When I was in high school, I was required to read a book entitled Zen and the Art of Motorcycle Maintenance. I'll admit...I didn't like the book at the time I had to read it. Nevertheless, the title was quite intriguing, especially for someone like me who was an avid ATV rider. And, in the intervening years, I've come to appreciate the book's message much more, especially in light of my recent motorcycle purchase.
In the book, the author, Robert Pirsig, compares two types of motorcycle riders. The first is the rider who knows very little about motorcycle maintenance, doesn't like to get his hands dirty, and has his bike serviced by professional mechanics. This rider loves the romance of motorcycle riding but not the grit behind it.
The other type of rider does his own maintenance and enjoys the "science" of motorcycle ownership. He is less concerned about the romance of riding and more in tune with its technical aspects. In today's parlance, we might call this type of rider a "gear head."
As Pirsig fleshes out these two rider types, he eventually arrives at the conclusion that a good rider--a holistic rider--is one who finds balance between the two extremes. That is to say, Pirsig's ideal rider is both in tune with the romance of riding and the technical aspects of the same.

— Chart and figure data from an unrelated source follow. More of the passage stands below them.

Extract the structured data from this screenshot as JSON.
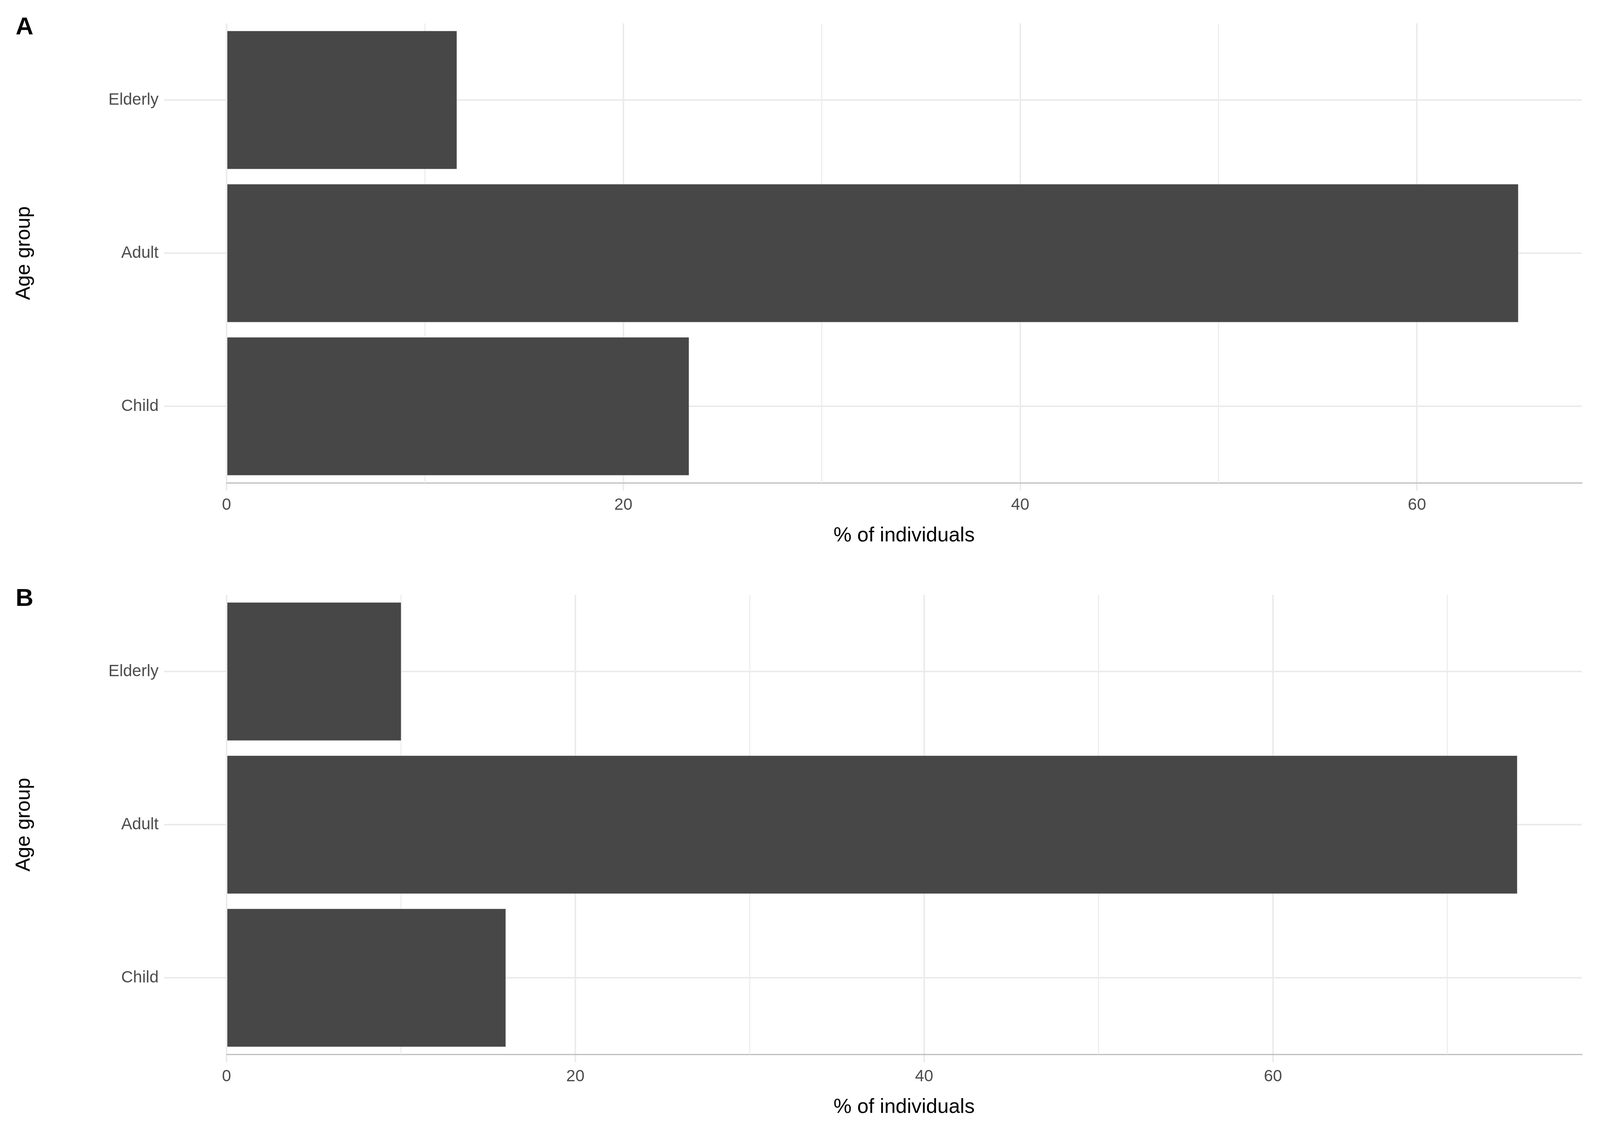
{
  "chart_data": [
    {
      "type": "bar",
      "orientation": "horizontal",
      "title": "A",
      "xlabel": "% of individuals",
      "ylabel": "Age group",
      "categories": [
        "Elderly",
        "Adult",
        "Child"
      ],
      "values": [
        11.6,
        65.1,
        23.3
      ],
      "color": "#474747",
      "xlim": [
        0,
        68.3
      ],
      "xticks": [
        0,
        20,
        40,
        60
      ],
      "grid": true
    },
    {
      "type": "bar",
      "orientation": "horizontal",
      "title": "B",
      "xlabel": "% of individuals",
      "ylabel": "Age group",
      "categories": [
        "Elderly",
        "Adult",
        "Child"
      ],
      "values": [
        10.0,
        74.0,
        16.0
      ],
      "color": "#474747",
      "xlim": [
        0,
        77.7
      ],
      "xticks": [
        0,
        20,
        40,
        60
      ],
      "grid": true
    }
  ]
}
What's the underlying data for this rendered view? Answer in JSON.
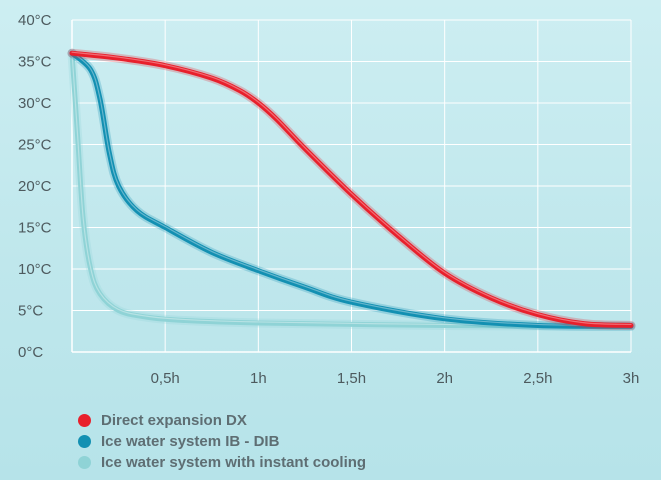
{
  "chart_data": {
    "type": "line",
    "title": "",
    "xlabel": "",
    "ylabel": "",
    "xlim": [
      0,
      3
    ],
    "ylim": [
      0,
      40
    ],
    "grid": true,
    "x_ticks": [
      {
        "value": 0.5,
        "label": "0,5h"
      },
      {
        "value": 1,
        "label": "1h"
      },
      {
        "value": 1.5,
        "label": "1,5h"
      },
      {
        "value": 2,
        "label": "2h"
      },
      {
        "value": 2.5,
        "label": "2,5h"
      },
      {
        "value": 3,
        "label": "3h"
      }
    ],
    "y_ticks": [
      {
        "value": 0,
        "label": "0°C"
      },
      {
        "value": 5,
        "label": "5°C"
      },
      {
        "value": 10,
        "label": "10°C"
      },
      {
        "value": 15,
        "label": "15°C"
      },
      {
        "value": 20,
        "label": "20°C"
      },
      {
        "value": 25,
        "label": "25°C"
      },
      {
        "value": 30,
        "label": "30°C"
      },
      {
        "value": 35,
        "label": "35°C"
      },
      {
        "value": 40,
        "label": "40°C"
      }
    ],
    "legend_position": "bottom-left",
    "series": [
      {
        "name": "Direct expansion DX",
        "color": "#e8202c",
        "x": [
          0,
          0.25,
          0.5,
          0.75,
          0.9,
          1.0,
          1.1,
          1.25,
          1.5,
          1.75,
          2.0,
          2.25,
          2.5,
          2.75,
          3.0
        ],
        "y": [
          36,
          35.4,
          34.5,
          33,
          31.5,
          30,
          28,
          24.5,
          19,
          14,
          9.5,
          6.5,
          4.5,
          3.4,
          3.2
        ]
      },
      {
        "name": "Ice water system IB - DIB",
        "color": "#1390b2",
        "x": [
          0,
          0.1,
          0.15,
          0.2,
          0.25,
          0.35,
          0.5,
          0.75,
          1.0,
          1.25,
          1.5,
          2.0,
          2.5,
          3.0
        ],
        "y": [
          36,
          34,
          30.5,
          24,
          20,
          17,
          15,
          12,
          9.8,
          7.8,
          6,
          4,
          3.2,
          3.1
        ]
      },
      {
        "name": "Ice water system with instant cooling",
        "color": "#8fd3d6",
        "x": [
          0,
          0.03,
          0.06,
          0.1,
          0.15,
          0.25,
          0.4,
          0.6,
          1.0,
          2.0,
          3.0
        ],
        "y": [
          36,
          26,
          16,
          10,
          7,
          5,
          4.2,
          3.8,
          3.5,
          3.2,
          3.1
        ]
      }
    ]
  }
}
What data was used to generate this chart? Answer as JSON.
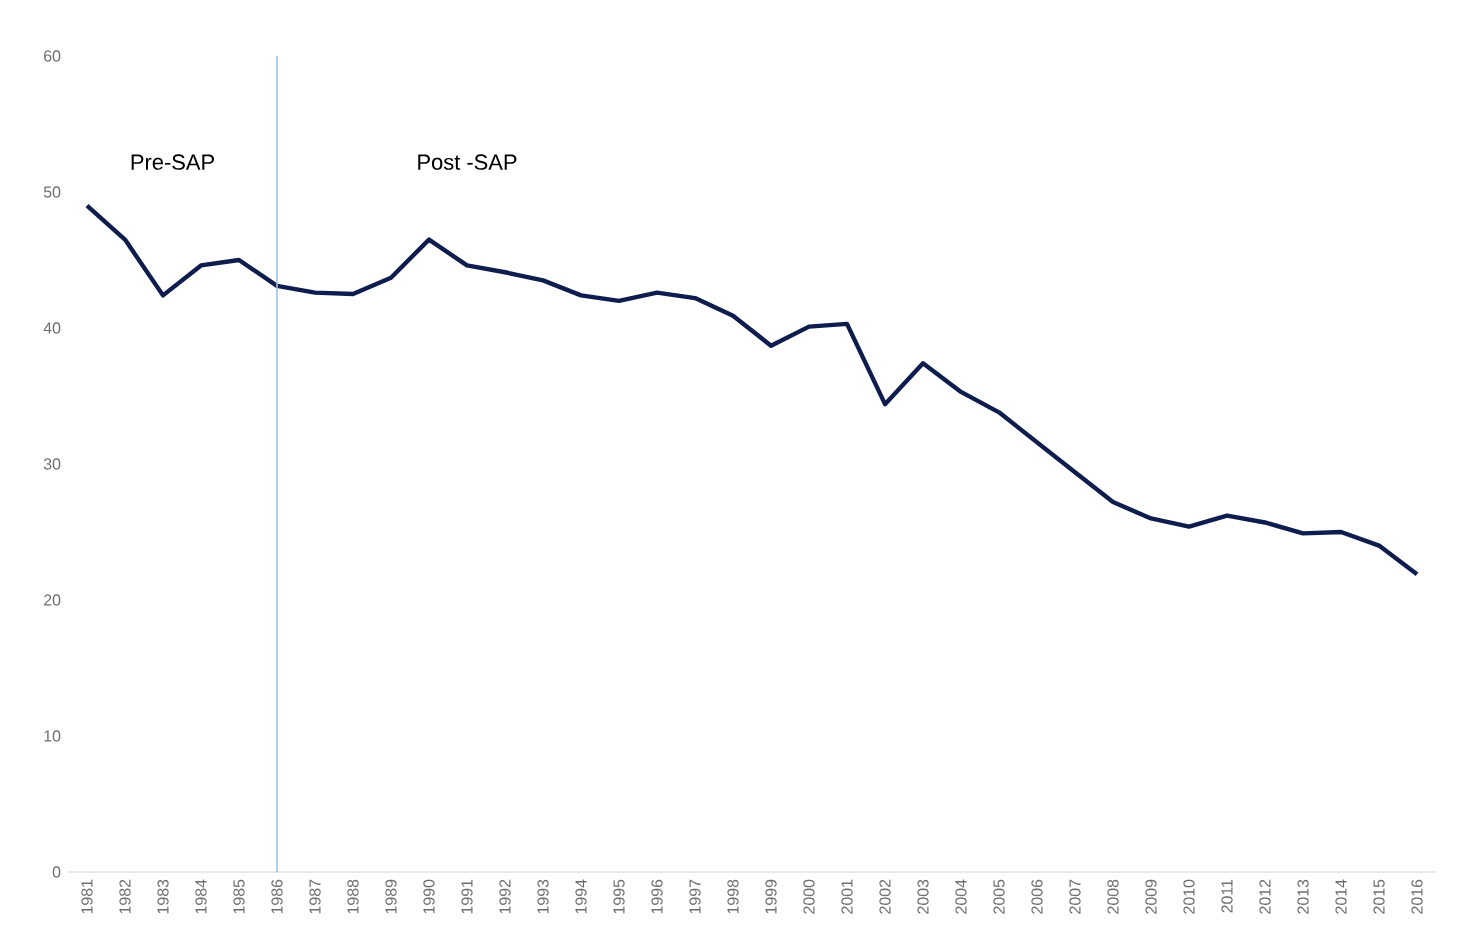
{
  "chart_data": {
    "type": "line",
    "categories": [
      "1981",
      "1982",
      "1983",
      "1984",
      "1985",
      "1986",
      "1987",
      "1988",
      "1989",
      "1990",
      "1991",
      "1992",
      "1993",
      "1994",
      "1995",
      "1996",
      "1997",
      "1998",
      "1999",
      "2000",
      "2001",
      "2002",
      "2003",
      "2004",
      "2005",
      "2006",
      "2007",
      "2008",
      "2009",
      "2010",
      "2011",
      "2012",
      "2013",
      "2014",
      "2015",
      "2016"
    ],
    "series": [
      {
        "color": "#0f1d4e",
        "values": [
          49.0,
          46.5,
          42.4,
          44.6,
          45.0,
          43.1,
          42.6,
          42.5,
          43.7,
          46.5,
          44.6,
          44.1,
          43.5,
          42.4,
          42.0,
          42.6,
          42.2,
          40.9,
          38.7,
          40.1,
          40.3,
          34.4,
          37.4,
          35.3,
          33.8,
          31.6,
          29.4,
          27.2,
          26.0,
          25.4,
          26.2,
          25.7,
          24.9,
          25.0,
          24.0,
          21.9
        ]
      }
    ],
    "ylim": [
      0,
      60
    ],
    "yticks": [
      0,
      10,
      20,
      30,
      40,
      50,
      60
    ],
    "ref_lines": [
      {
        "axis": "x",
        "value": "1986",
        "color": "#9dc3e6"
      }
    ],
    "annotations": [
      "Pre-SAP",
      "Post -SAP"
    ],
    "grid": false,
    "marker": "none",
    "line_style": "solid"
  }
}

Of course, Zen and the Art of Motorcycle Maintenance is not really a book about motorcycle maintenance at all. It is an extended metaphor about life--a philosophical musing about what it takes to be successful and prosperous. Extremes are rarely the answer to fulfillment; rather, balance is almost always the key.
Such is the case in our lives of faith. In far too many churches around America, you find one of two extremes: congregations and pastors who are dishing out healthy doses of emotive worship based almost entirely on feelings of divine goodwill and caricatures of what God's love means OR churches where the pursuit of good scholarship, proper biblical exegesis, and theological precision are idolized. In the former, worshippers do not suffer the academician, and in the latter, the academician is practically deified. In the former, sermons are often devoid of strong theological or biblical foundation, and in the latter, there is little in the way of life application or emotional-spiritual stirring.
The irony is that neither style is effective as a paradigm of living faith. In the one, there is a romanticism about "motorcycle maintenance," but little technical skill. In the other, there is a great deal of technical expertise, but the heart is missing. However, when I read Scripture, I see a Christ who knew the Law of God--who knew what "right" faith looked like--but he also had a heart of compassion, joy, love, and, yes, romantic ideologies about what his disciples could do and the impacts they could make if they simply gave their lives to him. In other words, Jesus was the balanced motorcycle rider who called on his fellow riders to strive for the same balance in their lives.
What kind of faith rider are you? Have you achieved your zen (i.e., balance)? Naturally, we are all geared to prefer either the romantic or the technical side of faith. But the good rider works toward the middle...toward the ideal of holding a wrench in one hand and an olive branch in the other.